Je n’en finirai jamais de remercier tous mes saints de m’avoir permis de choisir d’être entrepreneur, petit entrepreneur. Ainsi j’ai pu échapper avec moins de difficultés à l’idéologie du nihilisme réductionniste. Être réductionniste pour un entrepreneur signifie très rapidement parvenir à sa faillite. Et il n’est pas possible, non plus pour toujours le même entrepreneur, être vraiment et structurellement nihiliste. Le rapport entrepreneurial avec la réalité (l’entreprise productive au quotidien, les rapports avec les employés et collaborateurs, les fournisseurs à contrôler et payer, les concurrents à admirer et dépasser, les clients à respecter et séduire dans l’innovation continue, la projectualité à toujours développer l’augmentation (via la collaboration intelligemment subordonnée avec Dieu) de la valeur ajoutée dans la grandiose et incommensurable Création… – ne permet intrinsèquement pas d’être vraiment nihiliste et réductionniste. Les intellos par contre, presque inévitablement, deviennent à coup sûr des athées sceptiques sinon toujours nihilistes (ce qui revient au même !). Les intellos, en effet, peuvent très facilement stigmatiser une entière ère historique, comme l’a fait Eco, à la manière de l’antihistorique et idéologue des Lumières Voltaire. Notre italien, à présent à peine trépassé, pourtant connaissait la matière. Il a défini « obscurantiste et barbare » tout le Moyen Âge, en conformité au préjudice dominant. Mais il a été largement démontré, surtout par des grands chercheurs français (par exemple, Jacques Le Goff et surtout Régine Pernoud), qu’il s’agissait d’une époque dans laquelle toutes les plus grandes institutions culturelles et sociales ont été fondées pour la réalisation de l’Europe identitaire. Et pour la préparation plus que pratique de la grande Renaissance opérationnelle !

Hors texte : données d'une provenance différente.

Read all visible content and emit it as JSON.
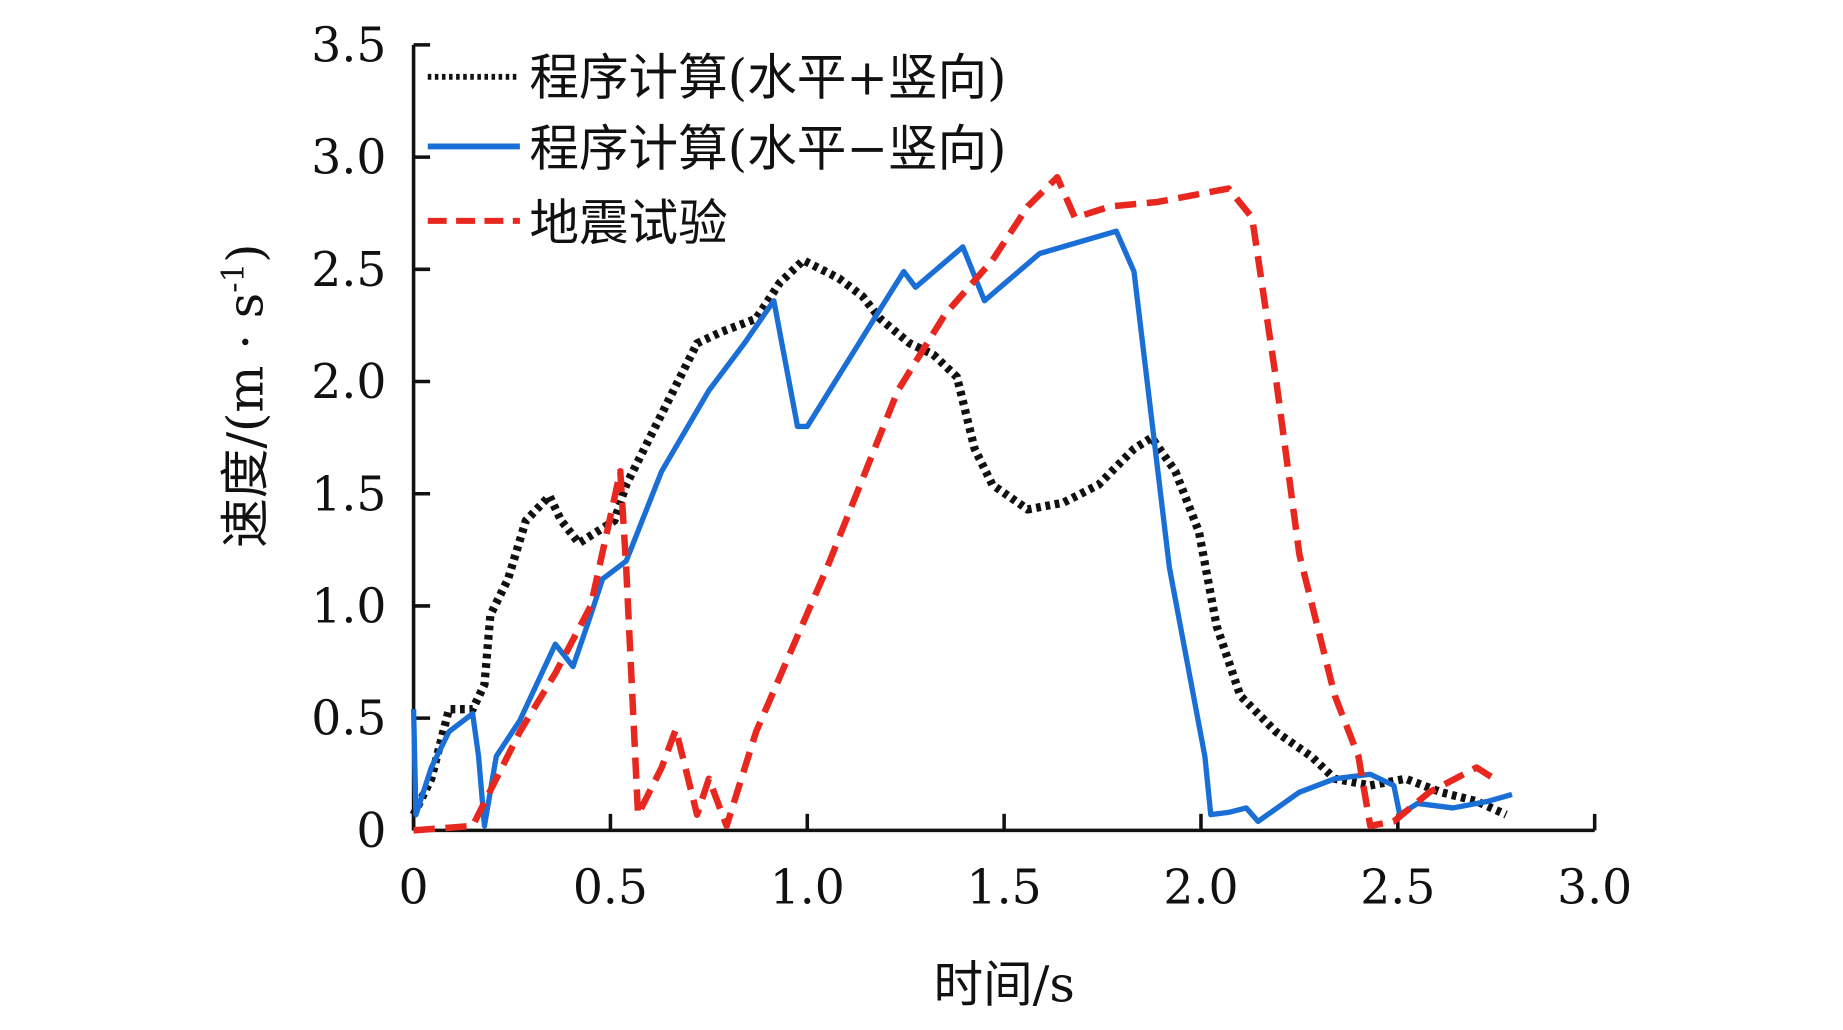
{
  "chart_data": {
    "type": "line",
    "title": "",
    "xlabel": "时间/s",
    "ylabel_parts": [
      "速度/(m · s",
      "-1",
      ")"
    ],
    "xlim": [
      0,
      3.0
    ],
    "ylim": [
      0,
      3.5
    ],
    "xticks": [
      "0",
      "0.5",
      "1.0",
      "1.5",
      "2.0",
      "2.5",
      "3.0"
    ],
    "xtick_values": [
      0,
      0.5,
      1.0,
      1.5,
      2.0,
      2.5,
      3.0
    ],
    "yticks": [
      "0",
      "0.5",
      "1.0",
      "1.5",
      "2.0",
      "2.5",
      "3.0",
      "3.5"
    ],
    "ytick_values": [
      0,
      0.5,
      1.0,
      1.5,
      2.0,
      2.5,
      3.0,
      3.5
    ],
    "grid": false,
    "legend_position": "top-left",
    "series": [
      {
        "name": "程序计算(水平+竖向)",
        "color": "#111111",
        "style": "dotted",
        "x": [
          0,
          0.045,
          0.09,
          0.15,
          0.18,
          0.195,
          0.24,
          0.285,
          0.345,
          0.375,
          0.42,
          0.465,
          0.51,
          0.54,
          0.6,
          0.66,
          0.72,
          0.78,
          0.87,
          0.93,
          0.99,
          1.08,
          1.14,
          1.185,
          1.26,
          1.32,
          1.38,
          1.425,
          1.47,
          1.56,
          1.65,
          1.74,
          1.83,
          1.875,
          1.935,
          1.995,
          2.04,
          2.1,
          2.19,
          2.28,
          2.34,
          2.43,
          2.52,
          2.61,
          2.7,
          2.775
        ],
        "y": [
          0.07,
          0.23,
          0.54,
          0.54,
          0.65,
          0.96,
          1.12,
          1.38,
          1.49,
          1.38,
          1.28,
          1.33,
          1.38,
          1.54,
          1.75,
          1.96,
          2.17,
          2.22,
          2.28,
          2.44,
          2.54,
          2.46,
          2.38,
          2.28,
          2.17,
          2.12,
          2.02,
          1.7,
          1.54,
          1.43,
          1.46,
          1.54,
          1.7,
          1.75,
          1.6,
          1.33,
          0.91,
          0.6,
          0.44,
          0.33,
          0.23,
          0.2,
          0.23,
          0.17,
          0.13,
          0.07
        ]
      },
      {
        "name": "程序计算(水平−竖向)",
        "color": "#1a6fd6",
        "style": "solid",
        "x": [
          0,
          0.006,
          0.045,
          0.09,
          0.15,
          0.165,
          0.18,
          0.21,
          0.27,
          0.36,
          0.405,
          0.45,
          0.48,
          0.54,
          0.63,
          0.75,
          0.84,
          0.915,
          0.975,
          1.0,
          1.17,
          1.245,
          1.275,
          1.395,
          1.45,
          1.59,
          1.785,
          1.83,
          1.92,
          2.01,
          2.025,
          2.07,
          2.115,
          2.145,
          2.25,
          2.34,
          2.43,
          2.49,
          2.505,
          2.55,
          2.64,
          2.73,
          2.79
        ],
        "y": [
          0.54,
          0.07,
          0.28,
          0.44,
          0.52,
          0.33,
          0.02,
          0.33,
          0.49,
          0.83,
          0.73,
          0.96,
          1.12,
          1.2,
          1.6,
          1.96,
          2.17,
          2.36,
          1.8,
          1.8,
          2.28,
          2.49,
          2.42,
          2.6,
          2.36,
          2.57,
          2.67,
          2.49,
          1.17,
          0.33,
          0.07,
          0.08,
          0.1,
          0.04,
          0.17,
          0.23,
          0.25,
          0.2,
          0.07,
          0.12,
          0.1,
          0.13,
          0.16
        ]
      },
      {
        "name": "地震试验",
        "color": "#e8281e",
        "style": "dashed",
        "x": [
          0,
          0.15,
          0.27,
          0.36,
          0.45,
          0.525,
          0.54,
          0.57,
          0.63,
          0.666,
          0.72,
          0.75,
          0.795,
          0.87,
          1.05,
          1.23,
          1.35,
          1.47,
          1.56,
          1.635,
          1.68,
          1.77,
          1.89,
          2.07,
          2.13,
          2.19,
          2.25,
          2.34,
          2.4,
          2.43,
          2.49,
          2.58,
          2.7,
          2.745
        ],
        "y": [
          0,
          0.02,
          0.44,
          0.7,
          1.0,
          1.6,
          1.17,
          0.07,
          0.28,
          0.45,
          0.07,
          0.23,
          0.02,
          0.44,
          1.17,
          1.96,
          2.3,
          2.54,
          2.78,
          2.91,
          2.73,
          2.78,
          2.8,
          2.86,
          2.73,
          2.02,
          1.23,
          0.6,
          0.33,
          0.02,
          0.04,
          0.17,
          0.28,
          0.23
        ]
      }
    ]
  }
}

En tout cas la vraie e profonde intelligence, celle propre à l’« intelligere » des Latins, exige de pénétrer vraiment dans le réel afin de le reconnaître et de pouvoir l’agrandir. Et ceci, dans sa destiné ontologique et vocationnelle, fuit comme la peste la falsification fatale de l’idéologie.
S’agit-il de véritable et complète gloire, donc, celle de Umberto Eco ?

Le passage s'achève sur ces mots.